For the many vegetarians in Southern India, a kind of legume called pulse crops are essential. Not only are they a main source of protein, but these legumes—which include lentils and several types of beans—can grow in poor soil and produce crops even with limited and erratic rainfall.
Unfortunately, production levels of these crops have declined over the past 70 years, according to Sushil Yadav, a Borlaug Fellow. Yadav spent four months at the UGA Center for Applied Genetic Technologies working with Zenglu Li learning “metabolic fingerprinting” skills that he’ll take back to India.
“Eighty percent of the farms in the Hyderabad area of India are small and marginal,” said Yadav, who is a scientist at the Central Research Institute for Dryland Research. “If we can identify the key genetic regulators for enhancing drought-stress tolerance in these crops, we can stabilize their productivity and increase their availability to a very large vegetarian population in India.”
Yadav is one of three international researchers who studied with UGA faculty as part of the Norman E. Borlaug International Agricultural Science and Technology Fellowship Program. Funded by the U.S. Department of Agriculture Foreign Agricultural Service, the program promotes food security and economic growth by promoting training and collaborative research opportunities to researchers and policymakers from developing or middle-income countries. The College of Agricultural and Environmental Sciences’ Office of Global Programs has hosted researchers from Africa, Asia, Europe and South America.
“There are a number of benefits for both the individual fellows and mentors,” said Victoria McMaken, associate director of the Office of Global Programs, “but because all of these projects are related to food security, the University of Georgia, the state of Georgia and the U.S. all benefit from creating long-standing connections with university and research institutions throughout the world.”
Direba Demisse of Ethiopia and Reham Fathey Aly of Egypt also studied at UGA as Borlaug Fellows.
“Ethiopia has more than 50 million heads of cattle, but milk production is very low. In fact, we have to import milk from other countries,” said Demisse, a researcher at the Ethiopian Institute of Agricultural Research.
Demisse hopes to use modern molecular technologies and develop a cattle-breeding strategy to increase dairy production and improve his country’s food security. During his stay, Demisse worked with Ignacy Misztal in the animal and dairy sciences department.

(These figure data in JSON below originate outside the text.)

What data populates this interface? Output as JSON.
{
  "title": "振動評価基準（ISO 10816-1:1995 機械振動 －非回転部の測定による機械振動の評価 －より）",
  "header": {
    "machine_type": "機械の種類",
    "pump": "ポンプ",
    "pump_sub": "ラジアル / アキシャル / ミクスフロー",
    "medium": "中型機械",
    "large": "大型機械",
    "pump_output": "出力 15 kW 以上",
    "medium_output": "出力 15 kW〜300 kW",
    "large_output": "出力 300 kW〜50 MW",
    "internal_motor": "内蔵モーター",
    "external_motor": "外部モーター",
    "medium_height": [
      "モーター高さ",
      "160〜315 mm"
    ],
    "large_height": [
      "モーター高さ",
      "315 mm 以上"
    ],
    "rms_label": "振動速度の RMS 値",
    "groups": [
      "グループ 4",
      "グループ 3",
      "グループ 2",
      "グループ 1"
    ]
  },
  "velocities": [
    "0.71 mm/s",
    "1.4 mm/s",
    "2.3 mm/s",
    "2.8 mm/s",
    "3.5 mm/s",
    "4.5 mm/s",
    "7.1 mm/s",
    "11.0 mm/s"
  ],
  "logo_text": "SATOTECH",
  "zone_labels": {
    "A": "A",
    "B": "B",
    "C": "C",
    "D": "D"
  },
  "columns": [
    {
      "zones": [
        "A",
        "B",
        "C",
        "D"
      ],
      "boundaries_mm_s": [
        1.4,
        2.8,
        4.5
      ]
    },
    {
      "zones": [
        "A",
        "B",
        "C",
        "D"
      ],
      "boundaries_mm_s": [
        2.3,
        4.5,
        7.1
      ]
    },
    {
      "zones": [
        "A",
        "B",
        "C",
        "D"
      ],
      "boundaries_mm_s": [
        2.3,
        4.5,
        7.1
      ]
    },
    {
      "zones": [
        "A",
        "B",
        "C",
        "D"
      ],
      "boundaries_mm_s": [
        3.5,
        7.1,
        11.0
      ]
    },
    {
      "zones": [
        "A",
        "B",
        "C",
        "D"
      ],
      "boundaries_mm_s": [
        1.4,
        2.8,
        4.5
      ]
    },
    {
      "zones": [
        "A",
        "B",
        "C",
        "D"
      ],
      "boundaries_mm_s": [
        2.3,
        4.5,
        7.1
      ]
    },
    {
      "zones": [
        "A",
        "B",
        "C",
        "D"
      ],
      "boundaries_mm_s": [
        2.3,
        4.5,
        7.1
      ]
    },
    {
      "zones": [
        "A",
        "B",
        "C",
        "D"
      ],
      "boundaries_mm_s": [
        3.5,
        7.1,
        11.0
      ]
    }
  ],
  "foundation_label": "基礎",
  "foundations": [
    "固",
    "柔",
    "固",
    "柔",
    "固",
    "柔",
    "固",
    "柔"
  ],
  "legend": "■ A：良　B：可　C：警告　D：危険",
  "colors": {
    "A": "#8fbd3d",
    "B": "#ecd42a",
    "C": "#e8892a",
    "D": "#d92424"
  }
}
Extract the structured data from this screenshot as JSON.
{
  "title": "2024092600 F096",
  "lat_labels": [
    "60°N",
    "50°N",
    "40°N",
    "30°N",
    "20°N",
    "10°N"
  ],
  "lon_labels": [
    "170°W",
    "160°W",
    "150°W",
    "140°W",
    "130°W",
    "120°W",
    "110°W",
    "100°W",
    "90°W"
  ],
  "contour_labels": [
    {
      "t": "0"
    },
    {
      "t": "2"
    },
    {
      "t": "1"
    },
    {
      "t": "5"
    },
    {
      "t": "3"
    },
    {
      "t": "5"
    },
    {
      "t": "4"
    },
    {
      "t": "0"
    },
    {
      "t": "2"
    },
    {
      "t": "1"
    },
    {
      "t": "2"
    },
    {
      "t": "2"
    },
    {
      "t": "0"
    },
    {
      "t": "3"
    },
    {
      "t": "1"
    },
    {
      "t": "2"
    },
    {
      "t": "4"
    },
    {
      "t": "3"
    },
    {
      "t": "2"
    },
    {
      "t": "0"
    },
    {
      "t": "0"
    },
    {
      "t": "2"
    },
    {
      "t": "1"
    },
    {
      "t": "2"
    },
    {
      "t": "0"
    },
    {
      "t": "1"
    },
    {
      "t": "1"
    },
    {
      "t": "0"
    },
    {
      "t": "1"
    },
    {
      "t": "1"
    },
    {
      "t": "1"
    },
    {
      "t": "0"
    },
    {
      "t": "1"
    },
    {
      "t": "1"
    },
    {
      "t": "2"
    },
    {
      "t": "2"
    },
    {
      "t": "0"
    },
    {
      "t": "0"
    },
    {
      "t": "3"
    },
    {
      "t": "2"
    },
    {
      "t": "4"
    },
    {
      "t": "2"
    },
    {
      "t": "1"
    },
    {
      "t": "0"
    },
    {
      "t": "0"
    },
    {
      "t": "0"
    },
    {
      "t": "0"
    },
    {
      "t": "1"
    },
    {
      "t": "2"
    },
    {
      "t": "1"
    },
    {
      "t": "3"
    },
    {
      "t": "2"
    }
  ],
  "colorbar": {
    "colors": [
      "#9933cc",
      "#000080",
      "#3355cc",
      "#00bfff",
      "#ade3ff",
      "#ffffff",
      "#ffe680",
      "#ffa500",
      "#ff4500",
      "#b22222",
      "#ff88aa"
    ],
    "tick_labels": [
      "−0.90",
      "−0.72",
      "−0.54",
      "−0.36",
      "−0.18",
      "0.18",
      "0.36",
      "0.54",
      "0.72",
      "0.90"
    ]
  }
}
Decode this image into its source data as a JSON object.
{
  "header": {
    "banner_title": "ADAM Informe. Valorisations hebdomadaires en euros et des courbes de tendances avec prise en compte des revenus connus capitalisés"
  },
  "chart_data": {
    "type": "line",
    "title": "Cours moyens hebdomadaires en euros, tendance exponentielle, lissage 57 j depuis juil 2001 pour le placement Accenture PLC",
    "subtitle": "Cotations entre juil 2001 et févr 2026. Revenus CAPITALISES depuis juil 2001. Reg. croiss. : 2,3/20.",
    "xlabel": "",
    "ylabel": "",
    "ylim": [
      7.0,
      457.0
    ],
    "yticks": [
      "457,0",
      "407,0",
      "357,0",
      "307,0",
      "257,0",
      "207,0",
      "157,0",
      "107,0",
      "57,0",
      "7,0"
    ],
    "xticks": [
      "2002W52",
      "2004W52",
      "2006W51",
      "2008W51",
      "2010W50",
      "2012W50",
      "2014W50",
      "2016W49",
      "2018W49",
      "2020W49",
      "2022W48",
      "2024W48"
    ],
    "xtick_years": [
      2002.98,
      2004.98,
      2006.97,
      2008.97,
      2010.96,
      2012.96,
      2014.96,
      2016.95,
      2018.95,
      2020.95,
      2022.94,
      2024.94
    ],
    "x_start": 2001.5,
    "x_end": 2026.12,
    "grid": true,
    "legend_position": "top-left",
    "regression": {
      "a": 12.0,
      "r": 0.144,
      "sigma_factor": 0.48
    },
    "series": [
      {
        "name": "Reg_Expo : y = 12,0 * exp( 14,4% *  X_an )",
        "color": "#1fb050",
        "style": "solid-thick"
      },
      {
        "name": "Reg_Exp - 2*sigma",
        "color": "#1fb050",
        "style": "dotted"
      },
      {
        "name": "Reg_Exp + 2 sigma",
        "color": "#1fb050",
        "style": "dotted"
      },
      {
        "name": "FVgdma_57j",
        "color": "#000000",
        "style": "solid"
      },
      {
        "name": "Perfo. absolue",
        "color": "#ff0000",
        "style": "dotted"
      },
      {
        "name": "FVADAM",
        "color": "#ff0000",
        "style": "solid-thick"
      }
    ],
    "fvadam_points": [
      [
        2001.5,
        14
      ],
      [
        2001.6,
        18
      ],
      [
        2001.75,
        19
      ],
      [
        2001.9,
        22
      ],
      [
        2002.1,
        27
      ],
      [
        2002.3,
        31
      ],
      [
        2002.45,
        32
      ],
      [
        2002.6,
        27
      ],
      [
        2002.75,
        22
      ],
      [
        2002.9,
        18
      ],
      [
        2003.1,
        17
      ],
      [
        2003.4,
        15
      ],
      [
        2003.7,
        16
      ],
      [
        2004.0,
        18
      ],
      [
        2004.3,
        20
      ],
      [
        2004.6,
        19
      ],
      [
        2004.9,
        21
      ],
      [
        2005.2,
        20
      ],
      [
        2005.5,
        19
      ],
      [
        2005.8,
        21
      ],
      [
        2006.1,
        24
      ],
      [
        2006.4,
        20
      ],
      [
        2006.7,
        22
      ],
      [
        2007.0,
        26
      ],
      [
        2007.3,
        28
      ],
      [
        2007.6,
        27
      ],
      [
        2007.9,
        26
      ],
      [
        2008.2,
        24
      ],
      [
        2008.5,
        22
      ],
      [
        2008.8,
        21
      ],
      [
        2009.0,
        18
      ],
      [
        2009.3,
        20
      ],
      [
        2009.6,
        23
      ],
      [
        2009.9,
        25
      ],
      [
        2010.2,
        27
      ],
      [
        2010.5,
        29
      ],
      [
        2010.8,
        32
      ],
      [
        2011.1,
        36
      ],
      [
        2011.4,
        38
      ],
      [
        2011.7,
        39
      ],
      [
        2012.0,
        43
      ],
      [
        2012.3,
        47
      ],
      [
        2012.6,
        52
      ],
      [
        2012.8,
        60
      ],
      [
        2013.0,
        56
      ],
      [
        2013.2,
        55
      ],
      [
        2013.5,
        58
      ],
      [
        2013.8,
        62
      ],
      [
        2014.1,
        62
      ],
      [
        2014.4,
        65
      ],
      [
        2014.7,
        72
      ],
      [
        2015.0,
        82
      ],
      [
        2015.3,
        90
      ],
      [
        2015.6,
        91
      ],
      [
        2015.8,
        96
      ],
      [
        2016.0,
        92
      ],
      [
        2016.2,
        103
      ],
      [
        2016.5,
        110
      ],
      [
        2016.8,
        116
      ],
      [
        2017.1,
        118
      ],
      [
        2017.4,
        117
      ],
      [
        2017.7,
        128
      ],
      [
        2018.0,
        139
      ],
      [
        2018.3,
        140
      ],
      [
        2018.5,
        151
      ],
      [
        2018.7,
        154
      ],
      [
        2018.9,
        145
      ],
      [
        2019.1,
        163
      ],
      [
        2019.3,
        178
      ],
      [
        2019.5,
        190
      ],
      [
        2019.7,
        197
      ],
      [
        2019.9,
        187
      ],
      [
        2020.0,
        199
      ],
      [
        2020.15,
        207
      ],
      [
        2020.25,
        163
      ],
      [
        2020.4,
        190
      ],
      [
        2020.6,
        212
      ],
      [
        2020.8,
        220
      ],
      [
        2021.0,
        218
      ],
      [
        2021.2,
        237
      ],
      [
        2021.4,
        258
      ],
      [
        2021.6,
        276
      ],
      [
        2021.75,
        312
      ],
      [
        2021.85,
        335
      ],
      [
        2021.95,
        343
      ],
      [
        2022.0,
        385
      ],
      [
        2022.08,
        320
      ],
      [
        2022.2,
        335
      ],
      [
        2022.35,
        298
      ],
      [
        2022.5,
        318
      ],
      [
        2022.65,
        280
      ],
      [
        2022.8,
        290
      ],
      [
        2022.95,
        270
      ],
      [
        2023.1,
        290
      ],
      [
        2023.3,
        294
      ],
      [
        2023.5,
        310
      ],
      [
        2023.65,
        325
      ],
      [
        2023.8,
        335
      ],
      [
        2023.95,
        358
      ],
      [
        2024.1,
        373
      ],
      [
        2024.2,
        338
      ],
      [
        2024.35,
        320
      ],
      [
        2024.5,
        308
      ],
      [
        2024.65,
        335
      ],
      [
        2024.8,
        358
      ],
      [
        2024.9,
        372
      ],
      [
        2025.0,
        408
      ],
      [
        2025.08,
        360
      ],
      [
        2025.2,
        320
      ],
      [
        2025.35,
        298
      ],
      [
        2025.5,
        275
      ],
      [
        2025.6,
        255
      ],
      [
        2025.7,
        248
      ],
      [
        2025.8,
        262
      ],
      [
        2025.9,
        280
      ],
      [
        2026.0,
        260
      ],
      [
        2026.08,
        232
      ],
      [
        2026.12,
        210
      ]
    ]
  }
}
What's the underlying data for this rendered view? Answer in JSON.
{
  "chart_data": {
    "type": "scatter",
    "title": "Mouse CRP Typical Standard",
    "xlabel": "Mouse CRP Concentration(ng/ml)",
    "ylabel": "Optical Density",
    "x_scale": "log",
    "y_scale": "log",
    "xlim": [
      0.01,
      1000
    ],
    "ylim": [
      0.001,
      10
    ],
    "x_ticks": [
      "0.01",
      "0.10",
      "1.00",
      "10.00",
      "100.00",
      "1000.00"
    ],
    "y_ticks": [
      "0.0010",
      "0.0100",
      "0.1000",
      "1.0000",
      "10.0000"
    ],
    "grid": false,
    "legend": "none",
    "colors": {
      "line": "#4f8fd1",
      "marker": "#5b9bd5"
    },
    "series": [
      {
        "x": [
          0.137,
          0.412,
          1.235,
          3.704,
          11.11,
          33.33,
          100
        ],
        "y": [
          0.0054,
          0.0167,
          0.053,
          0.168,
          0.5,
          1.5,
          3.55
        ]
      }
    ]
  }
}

Aly, who is at UGA until late July, said she has learned a great deal about integrated pest management that she plans to introduce to her colleagues at the University of Cairo in Giza, Egypt.
“Not only will the work I’m learning be useful in the management and mitigation of the peach fruit fly and Mediterranean fruit fly, but I hope to write a project that uses (integrated pest management) for the control of snails, which have become a major pest in Egypt,”said Aly, who is working with Ashfaq Sial in the UGA entomology department.
Sial, whose research includes developing new pest management techniques to control spotted wing drosophila in blueberries, is traveling to Egypt later this year to continue his work with Aly.
“One of the many benefits of the Borlaug Fellowship is the opportunity for mentors to travel to the fellow’s country,” Sial said. “At this point, Egypt has very little understanding of IPM techniques and relies more on chemical options to control pests. There are a lot of opportunities to establish partnerships with researchers there that could particularly benefit fruit and vegetable growers in both Georgia and parts of Egypt.”